The Meta-Games People Play

On November 16, 2009, in Culture, by psu

Stricken by a mean stomach flu, I spent Sunday sprawled on the couch watching football. What I was hoping would be an enjoyable diversion while I was sick on the couch turned into a horrible psychological buzz-kill. First, the Cincinnati Bengals beat up the locally beloved Steelers, sweeping the season series for the first time in more than ten years. Then the Cowboys and the Packers played a mostly uninspired game, with the Cowboys being much more uninspired than the Packers. Finally, my beloved Pats were going up against the Colts in the late game. But more on that later. First, I have to talk about why I spend time watching some games that I have no reason to care about.

My predicament stems from a whimsical decision I made at the beginning of the season. Feeling that it “might be fun” to have a little extra football-based diversion on top of the normal three to six hours of television on Sundays, I convinced myself to join two different games about Football. That is, games you participate in not by playing football, but rather by thinking about the people who are actually playing football.

The first one was the ESPN Pigskin Pick ‘em game, and is fairly straightforward. Every week they tell you the gambling lines on all the games. You pick who will cover the spread or not. You see if you can pick better than Bill Simmons. It turns out that I’m really bad at this. I might as well just check the boxes at random. But, the true humiliation is that just making a pick, and not even betting any money on it, is enough to keep you interested in the Oakland vs. KC score for most of the afternoon, even though no rational human being should care about that game. Oh well.

The second sort of meta-game that I got roped into is Fantasy Football. If you don’t know how this works, go study the wikipedia page. The basic idea is that you “manage” a team. You pick players on the team to “start” or “be on the bench.” Then when those players play in their real game, you get points based on their performance. The scoring systems vary, but you typically get points for yards, touchdowns, and so on. You get negative points for fumbles, interceptions, and so forth. Every week your fake team goes up against your friend’s fake team and whoever gets the most fake points wins. Here are the two intolerable facts that I have learned about Fantasy Football.

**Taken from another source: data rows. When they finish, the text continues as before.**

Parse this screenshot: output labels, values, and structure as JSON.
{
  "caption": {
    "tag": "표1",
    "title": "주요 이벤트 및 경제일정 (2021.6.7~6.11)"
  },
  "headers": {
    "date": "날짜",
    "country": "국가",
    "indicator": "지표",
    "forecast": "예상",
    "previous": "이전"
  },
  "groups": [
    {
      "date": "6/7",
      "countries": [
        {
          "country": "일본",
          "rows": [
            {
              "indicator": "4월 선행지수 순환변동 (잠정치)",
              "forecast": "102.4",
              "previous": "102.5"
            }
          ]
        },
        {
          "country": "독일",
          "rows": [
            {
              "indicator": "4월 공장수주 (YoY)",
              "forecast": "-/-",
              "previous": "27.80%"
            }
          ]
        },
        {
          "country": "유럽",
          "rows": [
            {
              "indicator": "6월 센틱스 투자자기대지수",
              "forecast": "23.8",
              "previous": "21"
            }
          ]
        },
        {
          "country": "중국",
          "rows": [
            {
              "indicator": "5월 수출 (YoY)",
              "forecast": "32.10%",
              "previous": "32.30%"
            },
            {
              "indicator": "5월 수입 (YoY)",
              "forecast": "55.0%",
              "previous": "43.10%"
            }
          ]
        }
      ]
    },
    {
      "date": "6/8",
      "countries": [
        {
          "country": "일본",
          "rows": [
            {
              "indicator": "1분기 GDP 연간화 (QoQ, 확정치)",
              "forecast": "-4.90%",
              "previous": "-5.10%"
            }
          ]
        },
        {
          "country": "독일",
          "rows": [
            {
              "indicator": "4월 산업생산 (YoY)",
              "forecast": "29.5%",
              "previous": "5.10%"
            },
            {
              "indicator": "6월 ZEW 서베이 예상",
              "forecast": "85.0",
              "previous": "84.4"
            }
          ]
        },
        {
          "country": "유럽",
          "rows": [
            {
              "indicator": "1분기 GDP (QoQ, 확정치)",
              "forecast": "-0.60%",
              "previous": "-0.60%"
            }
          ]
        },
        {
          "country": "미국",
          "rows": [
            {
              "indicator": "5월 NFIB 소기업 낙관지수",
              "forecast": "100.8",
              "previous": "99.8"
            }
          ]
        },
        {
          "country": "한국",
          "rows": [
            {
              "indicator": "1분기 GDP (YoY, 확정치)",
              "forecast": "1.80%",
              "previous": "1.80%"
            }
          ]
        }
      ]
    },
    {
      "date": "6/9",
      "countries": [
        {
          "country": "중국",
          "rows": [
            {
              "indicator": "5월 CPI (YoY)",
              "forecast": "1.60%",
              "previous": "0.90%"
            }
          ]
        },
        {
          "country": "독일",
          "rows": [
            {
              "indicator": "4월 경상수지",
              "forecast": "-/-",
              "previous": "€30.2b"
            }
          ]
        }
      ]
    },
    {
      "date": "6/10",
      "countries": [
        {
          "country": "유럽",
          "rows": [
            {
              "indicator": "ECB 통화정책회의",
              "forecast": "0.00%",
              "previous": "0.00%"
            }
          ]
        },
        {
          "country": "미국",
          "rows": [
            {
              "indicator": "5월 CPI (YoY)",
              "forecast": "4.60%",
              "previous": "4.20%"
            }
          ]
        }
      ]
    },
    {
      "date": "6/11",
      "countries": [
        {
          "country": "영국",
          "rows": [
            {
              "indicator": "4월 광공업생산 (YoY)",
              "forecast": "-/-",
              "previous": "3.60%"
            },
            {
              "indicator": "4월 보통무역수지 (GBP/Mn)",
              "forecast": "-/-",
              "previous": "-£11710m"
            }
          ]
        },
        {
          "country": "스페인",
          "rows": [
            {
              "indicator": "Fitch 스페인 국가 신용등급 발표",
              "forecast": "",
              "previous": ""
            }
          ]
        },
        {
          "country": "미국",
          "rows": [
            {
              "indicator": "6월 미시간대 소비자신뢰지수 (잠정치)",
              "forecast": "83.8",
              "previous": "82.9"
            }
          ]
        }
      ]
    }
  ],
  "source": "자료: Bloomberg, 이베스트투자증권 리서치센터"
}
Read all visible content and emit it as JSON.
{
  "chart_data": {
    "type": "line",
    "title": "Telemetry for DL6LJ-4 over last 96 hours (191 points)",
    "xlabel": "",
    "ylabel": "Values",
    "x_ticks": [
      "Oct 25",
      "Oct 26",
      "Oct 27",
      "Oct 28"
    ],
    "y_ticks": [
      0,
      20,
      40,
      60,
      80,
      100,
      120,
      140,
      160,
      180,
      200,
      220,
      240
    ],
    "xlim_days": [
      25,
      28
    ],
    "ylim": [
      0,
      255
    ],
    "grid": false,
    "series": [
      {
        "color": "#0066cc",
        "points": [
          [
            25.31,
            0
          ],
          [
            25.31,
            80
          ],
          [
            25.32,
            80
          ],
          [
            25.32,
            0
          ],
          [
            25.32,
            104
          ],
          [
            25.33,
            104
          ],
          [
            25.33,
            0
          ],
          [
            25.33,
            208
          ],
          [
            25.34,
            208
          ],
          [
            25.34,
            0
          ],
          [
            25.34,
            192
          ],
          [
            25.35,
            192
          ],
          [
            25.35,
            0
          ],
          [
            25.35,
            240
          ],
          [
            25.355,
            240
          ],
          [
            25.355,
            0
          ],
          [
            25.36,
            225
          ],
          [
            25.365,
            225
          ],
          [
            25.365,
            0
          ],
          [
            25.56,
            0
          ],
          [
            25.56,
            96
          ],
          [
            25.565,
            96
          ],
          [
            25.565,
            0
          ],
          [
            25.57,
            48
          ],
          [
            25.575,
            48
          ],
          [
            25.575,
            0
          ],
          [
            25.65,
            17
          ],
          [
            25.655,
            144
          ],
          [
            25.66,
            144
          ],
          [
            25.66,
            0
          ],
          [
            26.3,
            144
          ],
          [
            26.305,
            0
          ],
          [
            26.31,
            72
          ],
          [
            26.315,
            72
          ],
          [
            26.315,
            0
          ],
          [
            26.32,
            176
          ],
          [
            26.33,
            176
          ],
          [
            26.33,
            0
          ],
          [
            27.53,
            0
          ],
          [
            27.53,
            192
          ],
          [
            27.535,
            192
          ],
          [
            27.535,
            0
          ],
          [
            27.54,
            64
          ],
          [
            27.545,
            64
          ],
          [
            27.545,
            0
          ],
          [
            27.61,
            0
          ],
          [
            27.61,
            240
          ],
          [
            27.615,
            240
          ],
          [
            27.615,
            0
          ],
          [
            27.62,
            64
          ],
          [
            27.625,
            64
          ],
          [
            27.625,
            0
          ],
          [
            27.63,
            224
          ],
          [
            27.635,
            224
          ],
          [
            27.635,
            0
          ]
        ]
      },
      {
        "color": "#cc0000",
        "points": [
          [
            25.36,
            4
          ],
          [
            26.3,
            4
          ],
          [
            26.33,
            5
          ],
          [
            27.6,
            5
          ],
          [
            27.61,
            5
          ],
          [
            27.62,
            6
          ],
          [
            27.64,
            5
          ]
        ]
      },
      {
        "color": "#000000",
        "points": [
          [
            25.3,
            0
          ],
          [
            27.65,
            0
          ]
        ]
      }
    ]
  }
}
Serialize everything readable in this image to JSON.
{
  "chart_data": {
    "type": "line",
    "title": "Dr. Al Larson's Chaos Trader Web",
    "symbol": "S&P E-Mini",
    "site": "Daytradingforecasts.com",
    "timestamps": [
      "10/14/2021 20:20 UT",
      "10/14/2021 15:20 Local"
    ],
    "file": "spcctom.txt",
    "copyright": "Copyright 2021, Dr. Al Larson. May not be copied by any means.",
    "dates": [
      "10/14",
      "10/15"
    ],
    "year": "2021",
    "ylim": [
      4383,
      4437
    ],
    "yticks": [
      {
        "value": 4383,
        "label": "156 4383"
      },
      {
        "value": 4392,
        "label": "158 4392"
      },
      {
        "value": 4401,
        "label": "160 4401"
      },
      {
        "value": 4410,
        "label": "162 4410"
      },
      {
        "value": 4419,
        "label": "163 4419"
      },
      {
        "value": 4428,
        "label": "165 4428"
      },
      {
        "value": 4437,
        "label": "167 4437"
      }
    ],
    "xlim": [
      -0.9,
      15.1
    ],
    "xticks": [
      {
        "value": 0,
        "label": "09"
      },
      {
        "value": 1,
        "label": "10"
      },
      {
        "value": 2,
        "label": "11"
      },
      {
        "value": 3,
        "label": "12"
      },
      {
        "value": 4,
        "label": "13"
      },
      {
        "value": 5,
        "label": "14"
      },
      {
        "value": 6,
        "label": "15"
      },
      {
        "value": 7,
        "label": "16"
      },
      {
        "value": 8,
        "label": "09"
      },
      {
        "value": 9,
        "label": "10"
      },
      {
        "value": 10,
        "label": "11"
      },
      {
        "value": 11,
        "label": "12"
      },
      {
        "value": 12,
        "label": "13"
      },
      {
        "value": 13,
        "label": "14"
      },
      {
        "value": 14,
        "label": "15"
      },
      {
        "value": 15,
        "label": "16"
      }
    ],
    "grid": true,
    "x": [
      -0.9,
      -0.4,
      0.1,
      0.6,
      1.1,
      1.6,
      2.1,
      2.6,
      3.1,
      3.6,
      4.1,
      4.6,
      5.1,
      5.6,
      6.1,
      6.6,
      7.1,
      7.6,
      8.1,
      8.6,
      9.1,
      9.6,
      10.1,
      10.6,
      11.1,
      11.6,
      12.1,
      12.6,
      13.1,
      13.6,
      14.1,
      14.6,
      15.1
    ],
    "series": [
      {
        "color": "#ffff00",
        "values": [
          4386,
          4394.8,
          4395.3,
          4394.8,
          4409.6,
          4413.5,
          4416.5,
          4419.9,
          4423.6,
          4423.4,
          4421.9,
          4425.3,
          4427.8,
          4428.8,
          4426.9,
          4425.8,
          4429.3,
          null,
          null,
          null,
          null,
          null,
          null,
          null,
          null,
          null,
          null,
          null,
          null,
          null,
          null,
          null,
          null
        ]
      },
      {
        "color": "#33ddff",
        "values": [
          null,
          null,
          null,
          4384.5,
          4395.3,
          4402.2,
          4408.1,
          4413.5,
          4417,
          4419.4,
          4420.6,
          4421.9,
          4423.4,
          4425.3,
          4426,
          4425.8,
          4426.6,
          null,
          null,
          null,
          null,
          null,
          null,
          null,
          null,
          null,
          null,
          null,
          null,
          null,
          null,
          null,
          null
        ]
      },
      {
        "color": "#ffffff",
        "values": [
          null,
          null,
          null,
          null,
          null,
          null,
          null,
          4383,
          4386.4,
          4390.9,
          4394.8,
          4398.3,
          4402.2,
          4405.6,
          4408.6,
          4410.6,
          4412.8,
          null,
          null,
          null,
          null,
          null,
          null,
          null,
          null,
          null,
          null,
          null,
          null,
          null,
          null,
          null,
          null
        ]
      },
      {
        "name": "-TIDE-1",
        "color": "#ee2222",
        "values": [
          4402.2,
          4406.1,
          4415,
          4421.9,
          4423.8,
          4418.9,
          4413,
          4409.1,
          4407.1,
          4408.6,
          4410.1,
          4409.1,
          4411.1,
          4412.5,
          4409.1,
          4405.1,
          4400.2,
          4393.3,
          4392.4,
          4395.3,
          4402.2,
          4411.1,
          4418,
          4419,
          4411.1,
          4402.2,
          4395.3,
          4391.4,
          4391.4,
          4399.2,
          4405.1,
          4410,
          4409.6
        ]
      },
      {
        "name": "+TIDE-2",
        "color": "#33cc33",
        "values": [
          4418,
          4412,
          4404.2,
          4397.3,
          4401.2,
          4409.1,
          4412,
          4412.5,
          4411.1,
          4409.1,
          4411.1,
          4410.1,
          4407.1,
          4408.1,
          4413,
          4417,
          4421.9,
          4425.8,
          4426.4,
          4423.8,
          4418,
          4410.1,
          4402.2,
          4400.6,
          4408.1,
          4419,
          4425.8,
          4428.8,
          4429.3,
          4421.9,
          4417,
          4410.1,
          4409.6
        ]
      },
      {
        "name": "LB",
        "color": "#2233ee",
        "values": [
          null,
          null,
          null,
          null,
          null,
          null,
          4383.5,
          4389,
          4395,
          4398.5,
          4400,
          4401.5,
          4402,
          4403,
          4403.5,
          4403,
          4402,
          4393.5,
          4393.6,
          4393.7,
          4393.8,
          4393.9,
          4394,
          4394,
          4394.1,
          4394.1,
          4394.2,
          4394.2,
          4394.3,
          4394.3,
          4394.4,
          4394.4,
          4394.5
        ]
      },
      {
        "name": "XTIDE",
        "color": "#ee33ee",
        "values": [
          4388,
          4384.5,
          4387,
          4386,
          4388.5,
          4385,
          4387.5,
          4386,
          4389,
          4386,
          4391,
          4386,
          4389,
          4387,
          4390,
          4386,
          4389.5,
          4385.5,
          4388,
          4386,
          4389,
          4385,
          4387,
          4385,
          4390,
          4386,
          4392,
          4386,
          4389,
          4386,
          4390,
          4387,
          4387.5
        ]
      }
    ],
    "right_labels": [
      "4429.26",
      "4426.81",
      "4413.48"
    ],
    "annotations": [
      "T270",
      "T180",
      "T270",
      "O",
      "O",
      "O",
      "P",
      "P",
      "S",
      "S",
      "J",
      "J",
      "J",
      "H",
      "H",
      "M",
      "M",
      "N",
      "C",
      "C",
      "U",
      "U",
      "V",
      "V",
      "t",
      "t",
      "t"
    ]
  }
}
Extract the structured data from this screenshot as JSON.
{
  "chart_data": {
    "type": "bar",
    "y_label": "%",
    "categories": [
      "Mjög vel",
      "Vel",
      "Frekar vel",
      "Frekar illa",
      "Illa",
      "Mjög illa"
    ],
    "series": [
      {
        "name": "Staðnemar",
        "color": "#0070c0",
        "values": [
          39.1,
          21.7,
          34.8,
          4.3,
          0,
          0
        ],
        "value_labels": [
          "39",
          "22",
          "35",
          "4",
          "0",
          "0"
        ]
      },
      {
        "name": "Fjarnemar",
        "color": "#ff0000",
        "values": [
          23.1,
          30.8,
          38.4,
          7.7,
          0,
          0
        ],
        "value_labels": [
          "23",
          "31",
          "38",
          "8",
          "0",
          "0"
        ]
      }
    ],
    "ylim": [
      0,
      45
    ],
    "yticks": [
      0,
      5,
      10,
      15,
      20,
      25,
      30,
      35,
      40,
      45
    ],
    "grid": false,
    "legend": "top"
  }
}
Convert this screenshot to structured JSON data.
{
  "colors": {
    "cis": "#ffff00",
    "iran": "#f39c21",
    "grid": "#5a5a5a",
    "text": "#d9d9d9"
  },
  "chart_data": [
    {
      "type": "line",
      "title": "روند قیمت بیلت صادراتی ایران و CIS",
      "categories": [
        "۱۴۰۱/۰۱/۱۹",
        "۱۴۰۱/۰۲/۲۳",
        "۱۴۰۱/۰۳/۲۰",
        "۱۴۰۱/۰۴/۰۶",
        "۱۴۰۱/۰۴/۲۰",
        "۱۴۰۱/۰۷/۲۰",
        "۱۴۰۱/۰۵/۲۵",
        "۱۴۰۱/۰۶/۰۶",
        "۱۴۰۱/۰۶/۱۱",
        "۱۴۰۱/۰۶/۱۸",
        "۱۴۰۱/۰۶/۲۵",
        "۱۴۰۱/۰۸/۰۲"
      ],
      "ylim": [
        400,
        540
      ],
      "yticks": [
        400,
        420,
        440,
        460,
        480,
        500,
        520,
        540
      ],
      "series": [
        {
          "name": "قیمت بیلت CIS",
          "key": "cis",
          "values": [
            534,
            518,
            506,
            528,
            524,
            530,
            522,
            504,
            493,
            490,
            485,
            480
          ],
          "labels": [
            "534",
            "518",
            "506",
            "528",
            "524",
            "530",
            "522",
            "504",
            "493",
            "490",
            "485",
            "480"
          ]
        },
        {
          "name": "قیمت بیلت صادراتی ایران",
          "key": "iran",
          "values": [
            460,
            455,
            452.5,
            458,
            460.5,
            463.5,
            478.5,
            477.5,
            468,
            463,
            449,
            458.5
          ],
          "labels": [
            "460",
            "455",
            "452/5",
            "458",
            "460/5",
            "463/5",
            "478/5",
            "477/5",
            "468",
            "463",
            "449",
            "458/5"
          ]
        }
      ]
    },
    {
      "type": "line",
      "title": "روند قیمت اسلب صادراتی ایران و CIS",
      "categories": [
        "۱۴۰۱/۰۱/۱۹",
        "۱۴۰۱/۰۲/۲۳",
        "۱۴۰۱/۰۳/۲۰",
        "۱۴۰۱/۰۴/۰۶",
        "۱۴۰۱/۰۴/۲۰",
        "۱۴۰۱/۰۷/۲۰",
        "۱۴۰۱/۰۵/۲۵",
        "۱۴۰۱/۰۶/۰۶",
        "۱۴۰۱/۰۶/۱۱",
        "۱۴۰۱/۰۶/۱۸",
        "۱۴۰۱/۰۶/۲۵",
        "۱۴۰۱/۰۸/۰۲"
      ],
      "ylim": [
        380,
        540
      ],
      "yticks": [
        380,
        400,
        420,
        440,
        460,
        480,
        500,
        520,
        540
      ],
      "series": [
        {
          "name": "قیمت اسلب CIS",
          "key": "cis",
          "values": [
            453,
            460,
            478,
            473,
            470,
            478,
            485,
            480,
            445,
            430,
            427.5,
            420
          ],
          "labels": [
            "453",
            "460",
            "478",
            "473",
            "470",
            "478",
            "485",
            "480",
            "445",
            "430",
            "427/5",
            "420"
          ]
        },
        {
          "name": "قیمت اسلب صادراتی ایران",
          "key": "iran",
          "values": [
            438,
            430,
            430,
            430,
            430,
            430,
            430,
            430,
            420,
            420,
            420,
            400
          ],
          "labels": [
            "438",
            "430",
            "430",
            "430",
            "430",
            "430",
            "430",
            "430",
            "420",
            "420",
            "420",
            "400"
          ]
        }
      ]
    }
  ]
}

1. Week to week it does not matter who you play. You could pick teams completely at random, and your average score would not vary significantly from someone who took this very seriously. I’m convinced of this. I think some outfit like Football Outsiders should do a detailed statistical study of the performance of all the fantasy “analysts” to definitively show that they are no better than coin flips. There probably isn’t even a Fantasy Football equivalent of Warren Buffet who against all odds is able to beat the probabilities and win consistently. Let me be clear: there is no reason to take these games seriously. Your input has no impact on the final results.

2. Even given (1), I lose every week anyway.

Clearly, my participation in these auxiliary football activities has done nothing to increase my enjoyment of the actual contests. Instead, all I do is watch games I don’t care about and then become upset when the wrong team covers, or Kurt Warner goes unconscious and outscores my entire fantasy football team single-handedly. And yet, the brilliant mind control marketing of the NFL will keep my playing these games. I don’t know what’s good for me anymore.

With this background you should be able to understand the depth of my shock and dismay when I say that when the Colts stole a 35-34 win from the Patriots in the last two minutes of the game, I didn’t even think about my fantasy team for a good hour (ironically, my opponent had Peyton Manning, who in winning the game yet again destroyed any hope that I’d win a game). Let’s be clear, this was a failure of Red Soxian proportions. It’s not every day you can blow a 31-14 lead in one quarter.

Today the Patriots Media are up in arms about “the call” on 4th and 2, but the truth is that the game was lost long before that call. Before that call, Peyton had been able to get the ball and march down the field so fast and so effectively it was like he was playing Madden 10 and he knew the money plays. So, bitch about the call all you want, but the most mortifying thing about this loss is how well it illustrates the complete psychological collapse of the Patriots fan over the last couple of years. Beaten down by the 2006 AFC Championship game (lost a 21-3 leads to lose… to the Colts) and the Helmet Catch, here is what we are thinking when up 34-21 with four minutes left against Peyton Manning: 13 points is not enough.

The entire last four minutes of this game all I could do was think back to when Peyton had shredded the Dolphins in exactly this way earlier in the year, and I knew that we were the new Dolphins. This state of mind is bothersome. The Pats have been the one sure thing in Boston Sports for the better part of this decade. But we might have to face the fact that the run is coming to an end… or at least that it is a bit past its peak.

So, that’s what I brooded over last night after Reggie Wayne caught that last pass. I finally didn’t even care that I had somehow lost my fantasy game by 30 points again. Instead, for once, I wondered how my real team had failed so badly. Then I went to bed too late, my stomach still rumbling with discomfort. Maybe football is bad for me. Meta-football certainly is. Gonna give it up next year.

 

1 Response » to “The Meta-Games People Play”

  1. peterb says:

    The natural next step is for Madden to let you play Fantasy Football in-game using the scores of your Madden season.